Parking/Marker Lamp Circuit Checklist
The purpose of this checklist is the describe the operation of the
marker and park lamp circuit and provide a diagnostic checklist for
troubleshooting. This information applies specifically to North American
models and does not take into account various world market variations.
The circuit is comprised of ten lamps, five fuses, and five bulb check
units. The front marker and park lamps are protected by fuses #14 and
#15 in the auxiliary fuse box. The two bulb check units for these front
lamps are mounted on the right side component panel, a few inches to the
right of the aux fuse box. The tail lamps, marker lamps, and license
lamps are protected by three inline fuse mounted in the boot on the
forward bulkhead, as are the three bulb check units for those lamps.
The bulb check units each have a bi-metal switch inside. In essence,
heat from the normal load of the circuit opens the switch. If a bulb
fails, the load/heat of the circuit is reduced, and allows the switch to
close, thus completing a circuit to the dashboard mounted warning light.
This circuit is easy to diagnose with a 12 volt test lamp. However, it
is important to know the grouping of circuits and lamps so you'll know
how much to check. For example, if the right rear tail lamp and the
right license lamp are both inoperative it is important to know that
they are on separate circuits. Here's the grouping, and each group has
it's own fuse and check unit.
L/F marker and L/F parklamp
R/F marker and R/F parklamp
L/R tail lamp and R/license
L/R marker and R/R marker
R/R tail lamp and L/license
All of the above EXCEPT L/license and R/tail lamp receive voltage from
the same source....red/slate wire at the lighting switch.

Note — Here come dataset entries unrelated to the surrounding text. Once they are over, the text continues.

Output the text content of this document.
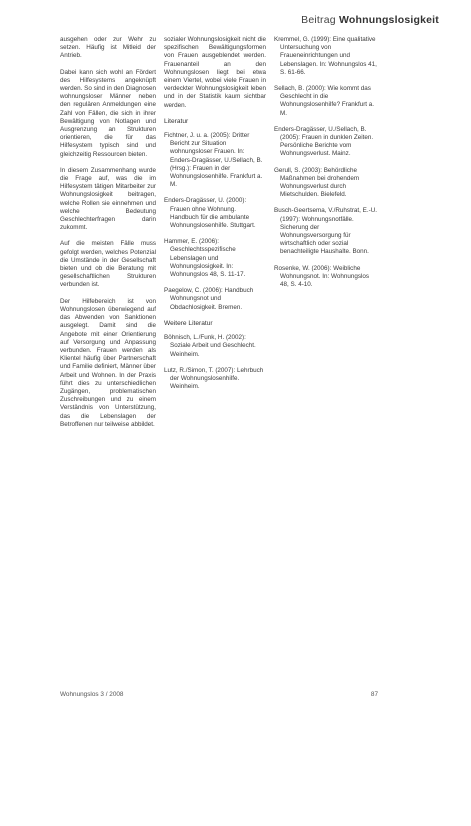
Beitrag Wohnungslosigkeit

ausgehen oder zur Wehr zu setzen. Häufig ist Mitleid der Antrieb.

Dabei kann sich wohl an Fördert des Hilfesystems angeknüpft werden. So sind in den Diagnosen wohnungsloser Männer neben den regulären Anmeldungen eine Zahl von Fällen, die sich in ihrer Bewältigung von Notlagen und Ausgrenzung an Strukturen orientieren, die für das Hilfesystem typisch sind und gleichzeitig Ressourcen bieten.

In diesem Zusammenhang wurde die Frage auf, was die im Hilfesystem tätigen Mitarbeiter zur Wohnungslosigkeit beitragen, welche Rollen sie einnehmen und welche Bedeutung Geschlechterfragen darin zukommt.

Auf die meisten Fälle muss gefolgt werden, welches Potenzial die Umstände in der Gesellschaft bieten und ob die Beratung mit gesellschaftlichen Strukturen verbunden ist.

Der Hilfebereich ist von Wohnungslosen überwiegend auf das Abwenden von Sanktionen ausgelegt. Damit sind die Angebote mit einer Orientierung auf Versorgung und Anpassung verbunden. Frauen werden als Klientel häufig über Partnerschaft und Familie definiert, Männer über Arbeit und Wohnen. In der Praxis führt dies zu unterschiedlichen Zugängen, problematischen Zuschreibungen und zu einem Verständnis von Unterstützung, das die Lebenslagen der Betroffenen nur teilweise abbildet.

sozialer Wohnungslosigkeit nicht die spezifischen Bewältigungsformen von Frauen ausgeblendet werden. Frauenanteil an den Wohnungslosen liegt bei etwa einem Viertel, wobei viele Frauen in verdeckter Wohnungslosigkeit leben und in der Statistik kaum sichtbar werden.

Literatur

Fichtner, J. u. a. (2005): Dritter Bericht zur Situation wohnungsloser Frauen. In: Enders-Dragässer, U./Sellach, B. (Hrsg.): Frauen in der Wohnungslosenhilfe. Frankfurt a. M.

Enders-Dragässer, U. (2000): Frauen ohne Wohnung. Handbuch für die ambulante Wohnungslosenhilfe. Stuttgart.

Hammer, E. (2006): Geschlechtsspezifische Lebenslagen und Wohnungslosigkeit. In: Wohnungslos 48, S. 11-17.

Paegelow, C. (2006): Handbuch Wohnungsnot und Obdachlosigkeit. Bremen.

Weitere Literatur

Böhnisch, L./Funk, H. (2002): Soziale Arbeit und Geschlecht. Weinheim.

Lutz, R./Simon, T. (2007): Lehrbuch der Wohnungslosenhilfe. Weinheim.

Kremmel, G. (1999): Eine qualitative Untersuchung von Fraueneinrichtungen und Lebenslagen. In: Wohnungslos 41, S. 61-66.

Sellach, B. (2000): Wie kommt das Geschlecht in die Wohnungslosenhilfe? Frankfurt a. M.

Enders-Dragässer, U./Sellach, B. (2005): Frauen in dunklen Zeiten. Persönliche Berichte vom Wohnungsverlust. Mainz.

Gerull, S. (2003): Behördliche Maßnahmen bei drohendem Wohnungsverlust durch Mietschulden. Bielefeld.

Busch-Geertsema, V./Ruhstrat, E.-U. (1997): Wohnungsnotfälle. Sicherung der Wohnungsversorgung für wirtschaftlich oder sozial benachteiligte Haushalte. Bonn.

Rosenke, W. (2006): Weibliche Wohnungsnot. In: Wohnungslos 48, S. 4-10.

Wohnungslos 3 / 2008	87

If all of
these lamps are inoperative then you can expect a problem well
"upstream". The L/license and R/tail lamp receive voltage from the
red/orange wire at the lighting switch.
So, if one bulb within a group works it is safe to assume the the
circuit is operational and the fault is with the bulb, socket, or wiring
to that specific bulb. For example, if the right rear tail lamp works OK
but the left license lamp does not, then you know that the power supply,
fuse and bulb check unit for that group are OK and you can isolate the
fault to the license bulb, socket, or wiring. Also remember to check the
ground points....in each case easily tracable from the lamp....and
ground wires, which are always black. You are looking for clean, tight
Speaking of connections, these circuits are full of bullet connectors
which are prone to loosening and corrosion and are quite often the
culprits when a lamp isn't working. If single lamps are acting up and
you have known good bulbs, make sure to check, clean, and tighten your
connectors. Bulb sockets, too, tend to gather dirt and corrosion. A good
elctrical cleaning aerosol can be used or, after pulling the correct
fuse, use some WD40 and steel wool....if your fingers are small enough !

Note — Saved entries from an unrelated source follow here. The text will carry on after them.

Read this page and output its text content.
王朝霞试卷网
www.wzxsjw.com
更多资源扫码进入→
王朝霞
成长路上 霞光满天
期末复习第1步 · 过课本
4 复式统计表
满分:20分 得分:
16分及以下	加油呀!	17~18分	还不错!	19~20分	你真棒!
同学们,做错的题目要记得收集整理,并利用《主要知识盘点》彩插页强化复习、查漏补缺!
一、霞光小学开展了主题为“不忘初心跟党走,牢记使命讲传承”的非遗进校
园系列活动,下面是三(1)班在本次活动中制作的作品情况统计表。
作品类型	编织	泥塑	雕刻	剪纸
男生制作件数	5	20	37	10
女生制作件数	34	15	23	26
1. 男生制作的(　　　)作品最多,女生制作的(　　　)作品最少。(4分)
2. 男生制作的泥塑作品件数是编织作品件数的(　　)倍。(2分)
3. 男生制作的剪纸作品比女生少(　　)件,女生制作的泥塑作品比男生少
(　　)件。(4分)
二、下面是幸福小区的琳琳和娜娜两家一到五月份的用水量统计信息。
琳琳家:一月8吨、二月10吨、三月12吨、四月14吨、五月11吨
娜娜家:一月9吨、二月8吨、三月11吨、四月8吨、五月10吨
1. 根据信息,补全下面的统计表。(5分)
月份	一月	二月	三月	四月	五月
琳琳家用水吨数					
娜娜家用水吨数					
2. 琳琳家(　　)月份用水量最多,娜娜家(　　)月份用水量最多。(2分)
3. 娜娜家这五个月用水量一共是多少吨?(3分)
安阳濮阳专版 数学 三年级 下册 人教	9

In either case follow up with some dielectric grease or a dab of light
oil for future protection.
If both bulbs within a group are inop then you'll want to check the fuse
for that group. It is often advised that fuses be summarily replaced as
a fuse which appears good may actually be open or intermittant. Of
course, you'll check that the contacts for the fuses are clean and
OK, assuming known good bulbs, good fuses, secure grounds, and clean
connectors we'll delve into some easy circuit testing.
1) Using your 12 volt test light, check the heavy brown wire at the
light switch. It should have 12 volts at all times as it is direct
battery feed from the left firewall junction post.
2) With the switch "on", check that the red/slate wire and the
red/orange wire have voltage. If no voltage here then there is an
internal fault in the switch. If voltage is Ok at these wires.....
3) Check for voltage at each of the bulb check units where the red/slate
wire enters (or red/orange in the case of the L/license and right tail
lamp). If voltage is not present at the check units then you have a
wiring or connector fault between the switch and the check unit. If
voltage is present at this point.....
4) Check for voltage exiting the check units on the red wires. If no
voltage on a red wire then the bulb check unit is "open" and needs
replacement. If voltage is exiting the check unit OK, then....
5) Check for voltage to the fuses, also on red wires. If no voltage to
the fuse then you have a wiring fault between the fuse and the check
unit. If voltage is present at both sides of the fuse but the lamp still
does not operate then you have a wiring or connector fault between the
fuse and the lamp.
Incidentally, you'll notice that each bulb check unit has a white/slate
wire. This wire on each unit goes the the bulb failure warning lamp and
should have voltage only if a bulb is burned out.
See how easy ? Still believe there is mystery to Jag electrics ? Nah.